Sunday, January 1, 2017

The Easiest Things

It is the last day of the year and time for reflection. Contemplation. Comparison. It is a good opportunity to consider any needed course change - adjusting for local conditions as I like to call it. When I was a young woman there were many times I needed to make significant adjustments - in relationships, employment, locale. Those were gross adjustments. As I look back, the mature years of life have been mostly quiet - internal adjustments - fine tuning.

I gave the Christian religion a serious run but it simply did not hold up to the wear and tear of real life. The Christian arrogance of the "true believers" chased me out of adult Sunday school when a young man confidently concluded that my best friend was condemned to hell for being homosexual. With the full weight of all the generations of imperious Christian fascism, he concluded the "debate" with the church's ace in the hole: "It's scriptural!" His tightly sealed lips drawn into a self-righteous frown of stern finality, as if he had just won a debate with Satan himself, showed me most clearly that I was wasting my time with such bullshit. Of course, I did not and do not paint all Christians with that particularly distasteful brush. There are true Christians in this world, and they are gentle, loving people who do not bludgeon others with scriptural hate and intolerance. They are the true followers of Jesus.

Leaving organized religion behind for good was a fundamental course adjustment. The beginning, middle and end of significant relationships were course-altering events. Jobs and friends and neighborhoods and other such details all influenced my journey. When I turned forty, an enormous dissonance plainly revealed itself. I had been living unaware on the very mountain I had been searching for most of my life. It was when I made the conscious decision to locate the mountain that everything changed, though I did not know it for many, many years. It was a simple decision - a mere thought, actually. It was a brief moment I had while sitting on the floor praying. I only recognize that moment in hindsight. It was the merest fraction of a degree course correction that brought me to my current place all these decades later.

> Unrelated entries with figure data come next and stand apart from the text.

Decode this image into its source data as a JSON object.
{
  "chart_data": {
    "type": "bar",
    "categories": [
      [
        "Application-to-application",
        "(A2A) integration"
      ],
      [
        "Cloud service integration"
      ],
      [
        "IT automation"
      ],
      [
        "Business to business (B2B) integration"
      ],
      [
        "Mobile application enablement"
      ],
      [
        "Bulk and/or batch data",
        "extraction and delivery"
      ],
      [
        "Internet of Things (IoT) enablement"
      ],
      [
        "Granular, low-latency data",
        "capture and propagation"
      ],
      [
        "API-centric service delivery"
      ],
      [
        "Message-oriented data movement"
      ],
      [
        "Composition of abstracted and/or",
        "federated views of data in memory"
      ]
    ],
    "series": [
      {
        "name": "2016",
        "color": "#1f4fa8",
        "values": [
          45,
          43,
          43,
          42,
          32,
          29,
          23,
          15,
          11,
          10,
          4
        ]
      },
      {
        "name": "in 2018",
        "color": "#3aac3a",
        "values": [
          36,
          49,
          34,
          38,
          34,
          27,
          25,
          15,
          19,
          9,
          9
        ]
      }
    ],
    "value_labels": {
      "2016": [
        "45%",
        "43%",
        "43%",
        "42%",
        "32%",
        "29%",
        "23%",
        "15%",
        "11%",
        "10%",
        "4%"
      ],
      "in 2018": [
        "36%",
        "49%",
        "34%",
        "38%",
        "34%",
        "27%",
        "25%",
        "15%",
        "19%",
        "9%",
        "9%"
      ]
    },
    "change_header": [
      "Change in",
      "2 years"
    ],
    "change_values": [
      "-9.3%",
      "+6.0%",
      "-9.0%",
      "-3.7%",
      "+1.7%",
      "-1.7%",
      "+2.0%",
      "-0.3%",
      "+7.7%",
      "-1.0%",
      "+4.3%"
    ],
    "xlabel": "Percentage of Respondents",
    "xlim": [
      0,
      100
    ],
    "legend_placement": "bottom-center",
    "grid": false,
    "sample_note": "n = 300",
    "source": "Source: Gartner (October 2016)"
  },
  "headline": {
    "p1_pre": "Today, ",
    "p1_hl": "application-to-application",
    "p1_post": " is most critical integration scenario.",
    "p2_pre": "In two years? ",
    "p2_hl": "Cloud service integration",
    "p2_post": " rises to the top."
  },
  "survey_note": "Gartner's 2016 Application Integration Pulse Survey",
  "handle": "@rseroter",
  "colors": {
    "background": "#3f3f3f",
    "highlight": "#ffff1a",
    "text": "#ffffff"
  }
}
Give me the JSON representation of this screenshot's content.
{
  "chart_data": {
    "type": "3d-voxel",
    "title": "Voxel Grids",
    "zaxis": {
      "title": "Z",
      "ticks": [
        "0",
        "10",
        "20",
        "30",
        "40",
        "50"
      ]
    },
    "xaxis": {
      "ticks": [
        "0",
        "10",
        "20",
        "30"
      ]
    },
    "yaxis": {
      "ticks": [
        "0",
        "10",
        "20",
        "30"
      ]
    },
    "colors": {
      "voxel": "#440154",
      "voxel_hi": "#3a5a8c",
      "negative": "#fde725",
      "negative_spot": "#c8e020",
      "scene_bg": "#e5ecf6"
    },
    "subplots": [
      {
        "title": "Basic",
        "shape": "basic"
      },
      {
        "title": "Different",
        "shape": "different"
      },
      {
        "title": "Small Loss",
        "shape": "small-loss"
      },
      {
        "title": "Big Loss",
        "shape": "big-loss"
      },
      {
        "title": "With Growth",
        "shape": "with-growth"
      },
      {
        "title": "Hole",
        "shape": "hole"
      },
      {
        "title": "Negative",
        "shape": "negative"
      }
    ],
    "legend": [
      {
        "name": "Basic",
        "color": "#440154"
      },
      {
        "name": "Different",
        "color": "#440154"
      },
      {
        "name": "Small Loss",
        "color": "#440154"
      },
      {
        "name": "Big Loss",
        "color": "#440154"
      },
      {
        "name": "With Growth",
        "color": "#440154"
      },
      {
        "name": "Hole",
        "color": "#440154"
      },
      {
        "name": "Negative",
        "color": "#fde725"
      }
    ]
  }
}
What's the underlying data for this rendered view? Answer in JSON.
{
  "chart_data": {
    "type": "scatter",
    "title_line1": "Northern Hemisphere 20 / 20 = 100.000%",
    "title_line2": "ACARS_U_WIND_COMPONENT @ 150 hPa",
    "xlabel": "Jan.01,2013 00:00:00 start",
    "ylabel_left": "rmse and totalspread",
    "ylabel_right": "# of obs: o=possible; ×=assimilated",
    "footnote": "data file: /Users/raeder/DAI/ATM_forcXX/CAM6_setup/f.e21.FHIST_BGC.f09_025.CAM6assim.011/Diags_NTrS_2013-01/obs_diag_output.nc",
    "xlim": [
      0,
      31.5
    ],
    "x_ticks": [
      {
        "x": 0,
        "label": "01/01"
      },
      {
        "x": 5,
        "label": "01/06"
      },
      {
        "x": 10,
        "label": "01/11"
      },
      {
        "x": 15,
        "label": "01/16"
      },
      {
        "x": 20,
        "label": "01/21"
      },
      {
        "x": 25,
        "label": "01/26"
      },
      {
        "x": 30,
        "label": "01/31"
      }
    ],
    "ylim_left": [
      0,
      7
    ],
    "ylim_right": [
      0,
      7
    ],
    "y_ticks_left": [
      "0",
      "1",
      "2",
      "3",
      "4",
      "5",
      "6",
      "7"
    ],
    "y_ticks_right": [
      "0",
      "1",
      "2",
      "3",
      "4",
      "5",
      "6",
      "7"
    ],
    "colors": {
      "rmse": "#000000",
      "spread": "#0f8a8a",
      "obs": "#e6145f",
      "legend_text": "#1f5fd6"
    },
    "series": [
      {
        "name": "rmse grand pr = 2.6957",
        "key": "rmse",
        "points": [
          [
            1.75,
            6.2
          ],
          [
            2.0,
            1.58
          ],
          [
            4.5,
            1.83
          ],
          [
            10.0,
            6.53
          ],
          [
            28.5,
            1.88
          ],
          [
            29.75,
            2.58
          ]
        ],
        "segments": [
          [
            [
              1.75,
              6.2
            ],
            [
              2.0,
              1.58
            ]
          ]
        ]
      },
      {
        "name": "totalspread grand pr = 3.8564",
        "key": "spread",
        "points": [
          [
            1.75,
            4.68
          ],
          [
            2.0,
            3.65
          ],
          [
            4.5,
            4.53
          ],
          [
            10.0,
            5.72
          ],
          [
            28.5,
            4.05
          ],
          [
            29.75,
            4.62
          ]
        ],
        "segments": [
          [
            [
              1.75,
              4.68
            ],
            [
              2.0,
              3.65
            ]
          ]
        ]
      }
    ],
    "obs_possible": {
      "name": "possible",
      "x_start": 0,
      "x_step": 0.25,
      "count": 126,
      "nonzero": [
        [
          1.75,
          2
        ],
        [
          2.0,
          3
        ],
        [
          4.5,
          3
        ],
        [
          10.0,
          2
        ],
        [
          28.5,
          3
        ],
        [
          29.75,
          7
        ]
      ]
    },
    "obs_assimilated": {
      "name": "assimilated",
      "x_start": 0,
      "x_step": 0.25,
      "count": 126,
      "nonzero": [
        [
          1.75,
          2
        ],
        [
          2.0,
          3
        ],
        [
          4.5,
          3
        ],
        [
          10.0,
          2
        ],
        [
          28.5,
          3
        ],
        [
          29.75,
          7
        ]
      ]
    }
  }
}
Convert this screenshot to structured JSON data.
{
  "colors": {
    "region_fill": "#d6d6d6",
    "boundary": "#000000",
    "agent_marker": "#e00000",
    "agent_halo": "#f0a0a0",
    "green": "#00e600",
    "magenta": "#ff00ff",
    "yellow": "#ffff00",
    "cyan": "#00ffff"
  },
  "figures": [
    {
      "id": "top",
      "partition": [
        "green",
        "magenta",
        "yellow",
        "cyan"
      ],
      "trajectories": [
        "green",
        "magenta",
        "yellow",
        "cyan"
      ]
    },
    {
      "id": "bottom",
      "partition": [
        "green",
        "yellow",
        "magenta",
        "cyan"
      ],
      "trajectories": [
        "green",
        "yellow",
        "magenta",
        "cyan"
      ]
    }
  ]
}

Sometimes I imagine my course extending far ahead into future lives, though I cannot imagine what a single one of those lives might be. The Tibetans say it is not an individual, central soul that extends through all lifetimes but that reincarnation is more like "dice, stacked loosely atop one another". I admit I felt faint when I first experienced that statement. It took a couple of years of chewing on that idea, worrying it around like a dog with an old bone until I felt comfortable with it. If that is true, my understanding of it as I sit here today is that our physical lives as we know them are simply small manifestations welling up from an infinite sea of life force and consciousness, loosely bounded by karmic forces and chance. There is so much more!

Knowing something intellectually is a far cry from being able to practically use the knowledge, but knowing something intellectually is also the first step of any journey, even an infinite journey toward understanding. The concept that there may not be a Chief Engineer carefully attending to every, single, minute detail in my life as I once imagined literally blasts my carefully structured "understanding" into infinity. It is almost more than I can safely imagine.

The sacred mountain is within every single human being. It is surely within every single living being, and within things we in the West consider inanimate. It is our true nature. We have forgotten it. It takes a lifetime - maybe many lifetimes - to remember.

The times I have drawn nearest to that knowing, in both spirit and in the flesh, I have been in the sweat lodge. It is in that sacred space, that incredibly hot, claustrophobic, pitch black moment when it is impossible to avoid myself. There I am - every single thing I do not like about myself - what I am ashamed of, embarrassed for, and disappointed in. All the pain and anger I have brought on myself and others - the injustices that have been inflicted on me - it is all there, revealed in the dark as if illuminated by the brightest light. If I may quote myself, that is truly a "well, hell" moment. It is ugly and feels terrible. I eventually realized the point of that moment is to clearly see myself, to find what needs attending. It is also a chance to look beyond - far beyond. It is the easiest of all impossible things.

As is customary: Wishing peace on earth and goodwill toward (some) men - from the Crazy Woman, the Supreme Beings, and Jake the Bad Dog here at Spiritcreek.

1 comment:

Anonymous said...

Happy new year! Best wishes for 2017.